В поэтике есть термин «постоянный эпитет»; считается, что такие эпитеты характерны для народной поэзии («поле чистое», «море синее», «солнце красное») — то же и в эпопеях Гомера, тесно связанных с народным творчеством («розоперстая Эос», «Одиссей хитроумный»). Все по мнят хотя бы по детским сказкам и народным песням: «красна девица», «добрый молодец», «буйная голова». В фольклоре часто встречаются смешные на современный слух сочетания, в которых определения неуместны или прямо противоречат остальному контексту: «Он и снес своей жене буйну голову» или «Твоя молодая верная жена тебе молодому вовсе не верна». Мы к такому не привыкли: сейчас мы стремимся подбирать определения, которые релевантны именно для данной ситуации. А тут по-другому: определение сигнализирует о принадлежности объекта миру нормы и указывает, каким сущностным свойством объект в этом мире обладает. Руки там всегда белые, поэтому в фольклорном тексте «белы руки» оказываются даже у арапа.

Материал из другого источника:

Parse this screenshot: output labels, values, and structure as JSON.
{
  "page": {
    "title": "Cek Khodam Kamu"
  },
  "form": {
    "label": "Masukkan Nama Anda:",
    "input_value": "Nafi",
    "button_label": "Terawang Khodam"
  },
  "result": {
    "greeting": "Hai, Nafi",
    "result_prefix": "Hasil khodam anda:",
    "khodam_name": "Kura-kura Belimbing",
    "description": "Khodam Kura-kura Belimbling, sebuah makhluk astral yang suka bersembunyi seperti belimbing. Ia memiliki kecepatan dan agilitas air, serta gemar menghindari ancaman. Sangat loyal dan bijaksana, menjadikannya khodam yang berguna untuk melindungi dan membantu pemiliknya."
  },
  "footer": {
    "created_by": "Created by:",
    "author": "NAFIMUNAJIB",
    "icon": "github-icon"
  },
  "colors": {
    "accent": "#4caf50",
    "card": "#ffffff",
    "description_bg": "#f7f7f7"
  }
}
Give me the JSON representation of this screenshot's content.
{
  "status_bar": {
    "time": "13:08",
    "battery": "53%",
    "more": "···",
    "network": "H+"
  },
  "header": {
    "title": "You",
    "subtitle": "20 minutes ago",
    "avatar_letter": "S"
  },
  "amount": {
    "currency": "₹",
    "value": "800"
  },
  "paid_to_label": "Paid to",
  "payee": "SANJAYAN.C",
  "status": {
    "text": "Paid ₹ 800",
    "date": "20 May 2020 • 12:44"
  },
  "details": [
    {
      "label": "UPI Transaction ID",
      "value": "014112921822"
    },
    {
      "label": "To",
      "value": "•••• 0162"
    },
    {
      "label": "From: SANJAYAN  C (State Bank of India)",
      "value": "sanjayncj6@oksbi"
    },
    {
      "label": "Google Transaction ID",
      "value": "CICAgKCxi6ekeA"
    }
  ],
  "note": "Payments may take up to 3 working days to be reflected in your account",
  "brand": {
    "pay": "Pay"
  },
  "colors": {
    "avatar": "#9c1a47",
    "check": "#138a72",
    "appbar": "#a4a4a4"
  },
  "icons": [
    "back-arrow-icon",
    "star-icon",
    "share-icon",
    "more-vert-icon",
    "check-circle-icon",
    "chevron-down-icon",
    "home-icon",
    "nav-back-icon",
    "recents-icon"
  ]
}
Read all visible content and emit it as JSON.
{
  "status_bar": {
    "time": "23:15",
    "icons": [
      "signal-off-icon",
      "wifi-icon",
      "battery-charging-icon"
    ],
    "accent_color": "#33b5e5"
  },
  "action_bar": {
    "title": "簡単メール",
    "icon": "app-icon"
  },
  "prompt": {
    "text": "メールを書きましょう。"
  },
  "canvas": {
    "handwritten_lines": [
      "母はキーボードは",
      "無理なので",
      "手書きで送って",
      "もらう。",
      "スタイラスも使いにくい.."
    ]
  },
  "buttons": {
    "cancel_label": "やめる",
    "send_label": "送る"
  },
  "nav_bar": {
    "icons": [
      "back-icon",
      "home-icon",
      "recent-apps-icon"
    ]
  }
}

Надо ли говорить, что «пышные пироги» тут были бы в самый раз.

Впрочем, заметим, что такой способ выбора слов, при котором определение описывает объект не в конкретных обстоятельствах, а в идеале, в мире мечты, характерен вовсе не только для фольклора. Когда-то я занималась языком русской поэзии начала XIX века, в частности чудесного и несчастного Батюшкова. Вот, к примеру, как пишет он о реке:

Она между лугов, казалось, засыпала
И в зеркальных водах брега образовала,
Как цепь чудесная, вкруг леса облегла.
Пространство всё ее текуща кристалла
Древа, соплетшися ветвями, осеняли,
Питались влагою и берег украшали.

(«Отрывок из XVIII песни «Освобожденного Иерусалима«»)

Современного читателя поражает здесь, конечно, сочетание «текущий кристалл». Подумать только, мы лишь недавно услышали о жидкокристаллических мониторах, а поэт, оказывается, все предвидел… Ничуть не бывало. Просто в идеальном мире вода кристально прозрачна, а значит, река — кристалл. И то, что она течет, никакого отношения к этому не имеет.

Или вот еще пример. У Батюшкова есть строчка: «С медом пил розы на влажных устах». Поцелуй обозначен здесь метафорой «пить», и в этой ситуации то, что губы названы «влажными» применительно к моменту поцелуя, придает описанию совершенно излишний и вообще-то чуждый Батюшкову физиологизм. Но это так только на современный слух. В действительности автор вовсе не имел в виду соединять две идеи, да и тогдашнему читателю это не приходило голову. Здесь все по отдельности: «влажные уста» — прекрасные губы из мира мечты, и влагу с них никто не пьет; вопрос о том, как нужно «пить розы», тоже не возникает: речь всего лишь о том, что губы алые; а поцелуй сладок, отсюда и мед.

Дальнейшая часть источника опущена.